When she became a grandmother for the first time, Lori McKeown was gifted a quilt with elephants in the pattern, designed just for her because she loves these majestic animals. Kerry Hammell who made the quilt gave instructions that this quilt was to remain at Grandma’s house to provide a special warmth to cuddles with little ones. A sewer herself, Lori says: “I know how much time she takes choosing the fabric and the patterns. I will keep it forever because it was made from Kerry’ heart. When they give you a quilt, they give you a little piece of their heart.”
Melissa Moller, quilter, appreciates that “quilting will sustain us in times like this; having that connection is critical.” She feels that the opportunity to have quiet introspective time to be creative and challenge herself artistically feeds her soul, and the connection to other quilters through the guild has given her creative and social connections throughout COVID. Melissa says:” Making quilted creations to donate to the Hospital gift shop touches my heart.
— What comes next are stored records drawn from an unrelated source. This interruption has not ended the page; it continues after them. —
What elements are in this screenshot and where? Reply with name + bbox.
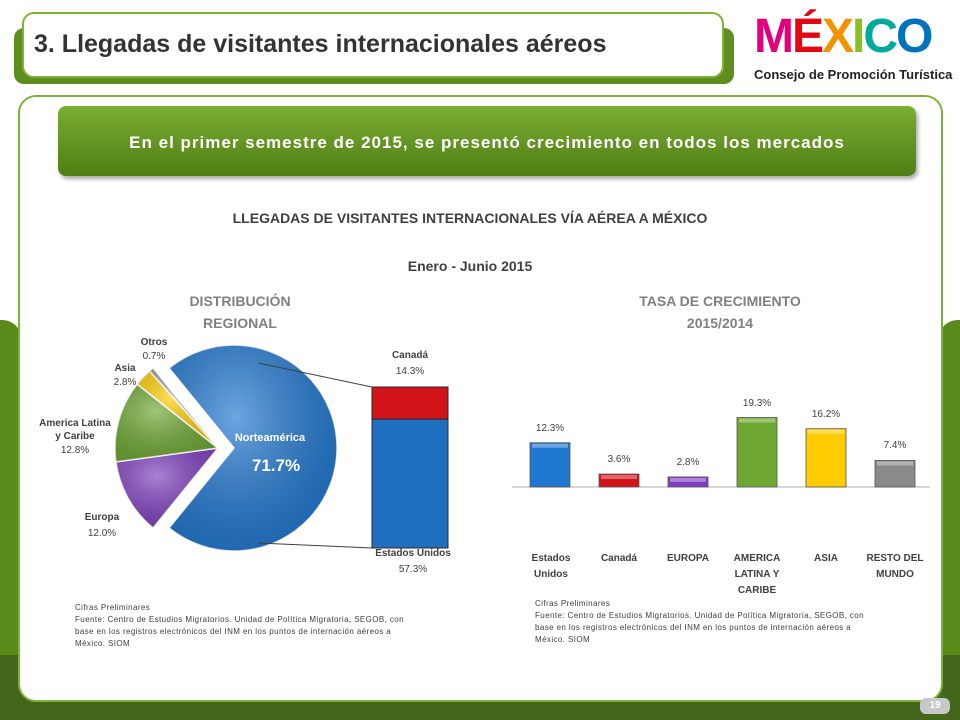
pie-label-europa-value: 12.0% [88, 528, 116, 539]
bar-title-line: TASA DE CRECIMIENTO [639, 293, 801, 309]
bar-category-line: ASIA [814, 553, 838, 564]
pie-slice-latam-shade [115, 384, 218, 462]
growth-bar [874, 459, 916, 488]
source-line: Fuente: Centro de Estudios Migratorios. … [75, 615, 404, 624]
growth-bar-highlight [739, 418, 775, 423]
source-line: México. SIOM [75, 639, 131, 648]
bar-value-label: 2.8% [676, 456, 700, 468]
growth-bar-highlight [877, 461, 913, 466]
pie-title-line: REGIONAL [203, 315, 277, 331]
page-number: 19 [920, 698, 950, 714]
source-line: Fuente: Centro de Estudios Migratorios. … [535, 611, 864, 620]
bar-source-note: Cifras Preliminares Fuente: Centro de Es… [535, 598, 935, 646]
logo-letter: C [863, 10, 898, 63]
bar-category-line: RESTO DEL [866, 553, 924, 564]
headline-text: En el primer semestre de 2015, se presen… [129, 133, 845, 152]
growth-bar-highlight [601, 475, 637, 480]
bar-category-label: AMERICA LATINA Y CARIBE [722, 551, 792, 599]
pie-label-latam-value: 12.8% [61, 445, 89, 456]
bar-category-label: ASIA [791, 551, 861, 567]
source-line: Cifras Preliminares [535, 599, 611, 608]
headline-banner [58, 106, 916, 176]
bar-category-line: Unidos [534, 569, 568, 580]
logo-letter: O [896, 10, 933, 63]
pie-source-note: Cifras Preliminares Fuente: Centro de Es… [75, 602, 475, 650]
growth-bar-highlight [670, 477, 706, 482]
breakdown-label-canada-value: 14.3% [396, 366, 424, 377]
bar-category-line: EUROPA [666, 553, 710, 564]
breakdown-label-canada-name: Canadá [392, 350, 429, 361]
growth-bar [529, 442, 571, 488]
pie-slice-otros-shade [149, 368, 218, 448]
bar-group [529, 417, 916, 488]
breakdown-segment-usa [371, 418, 449, 549]
bar-category-line: Canadá [600, 553, 638, 564]
pie-slice-norteamerica-shade [169, 344, 338, 551]
logo-letter: É [791, 10, 824, 63]
pie-label-norteamerica-value: 71.7% [252, 456, 300, 475]
pie-group [114, 344, 338, 552]
right-decor-bar [938, 320, 960, 720]
pie-slice-asia-shade [137, 370, 218, 448]
pie-label-asia-name: Asia [114, 363, 136, 374]
logo-letter: I [852, 10, 865, 63]
breakdown-label-usa-name: Estados Unidos [375, 548, 451, 559]
growth-bar [805, 428, 847, 488]
pie-section-title: DISTRIBUCIÓN REGIONAL [150, 290, 330, 334]
report-title: LLEGADAS DE VISITANTES INTERNACIONALES V… [232, 210, 708, 226]
page-title: 3. Llegadas de visitantes internacionale… [34, 30, 607, 58]
bar-value-label: 19.3% [742, 397, 772, 409]
left-decor-bar [0, 320, 22, 720]
growth-bar-highlight [532, 443, 568, 448]
growth-bar-highlight [808, 429, 844, 434]
breakdown-group [257, 362, 449, 549]
breakdown-connector-bottom [257, 542, 373, 549]
source-line: base en los registros electrónicos del I… [535, 623, 852, 632]
pie-label-otros-value: 0.7% [143, 351, 166, 362]
logo-subtitle: Consejo de Promoción Turística [754, 67, 953, 82]
pie-title-line: DISTRIBUCIÓN [189, 293, 291, 309]
bar-title-line: 2015/2014 [686, 315, 754, 331]
bar-category-label: Canadá [584, 551, 654, 567]
bar-value-label: 7.4% [883, 440, 907, 452]
bar-category-line: LATINA Y [734, 569, 780, 580]
breakdown-connector-top [257, 362, 373, 388]
bar-value-label: 3.6% [607, 454, 631, 466]
pie-label-norteamerica-name: Norteamérica [235, 432, 306, 444]
source-line: base en los registros electrónicos del I… [75, 627, 392, 636]
source-line: México. SIOM [535, 635, 591, 644]
pie-label-otros-name: Otros [141, 337, 168, 348]
bar-value-label: 12.3% [535, 422, 565, 434]
bar-category-label: RESTO DEL MUNDO [860, 551, 930, 583]
report-period: Enero - Junio 2015 [407, 258, 533, 274]
source-line: Cifras Preliminares [75, 603, 151, 612]
growth-bar [736, 417, 778, 488]
breakdown-segment-canada [371, 386, 449, 420]
bar-category-line: Estados [531, 553, 571, 564]
pie-slice-europa-shade [115, 448, 218, 528]
mexico-logo: MÉXICO [754, 8, 933, 66]
bar-value-label: 16.2% [811, 408, 841, 420]
bar-category-line: MUNDO [876, 569, 914, 580]
bar-section-title: TASA DE CRECIMIENTO 2015/2014 [610, 290, 830, 334]
pie-label-europa-name: Europa [85, 512, 120, 523]
bar-category-line: AMERICA [733, 553, 781, 564]
logo-letter: M [754, 10, 794, 63]
breakdown-label-usa-value: 57.3% [399, 564, 427, 575]
logo-letter: X [822, 10, 854, 63]
growth-bar [598, 473, 640, 488]
pie-label-latam-name-2: y Caribe [55, 431, 95, 442]
bar-category-line: CARIBE [737, 585, 777, 596]
bar-category-label: EUROPA [653, 551, 723, 567]
title-box [22, 12, 724, 78]
pie-label-asia-value: 2.8% [114, 377, 137, 388]
growth-bar [667, 476, 709, 488]
bar-category-label: Estados Unidos [516, 551, 586, 583]
pie-label-latam-name-1: America Latina [39, 418, 111, 429]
Every item we donate gives back to everyone in the community. It feels good to be able to do something for the community and at the same time do something that you love.”
Quilts are made with time and love. If you have been lucky enough to be gifted one of these special items, please show the world how much someone loves you by displaying your quilt outdoors 10 am – 4 pm on Saturday, March 20. (If it rains, try the same time the following day). Then take intentional detours on your errand runs to see if you can spot colorful quilts on display in different neighbourhoods and give a honk of appreciation.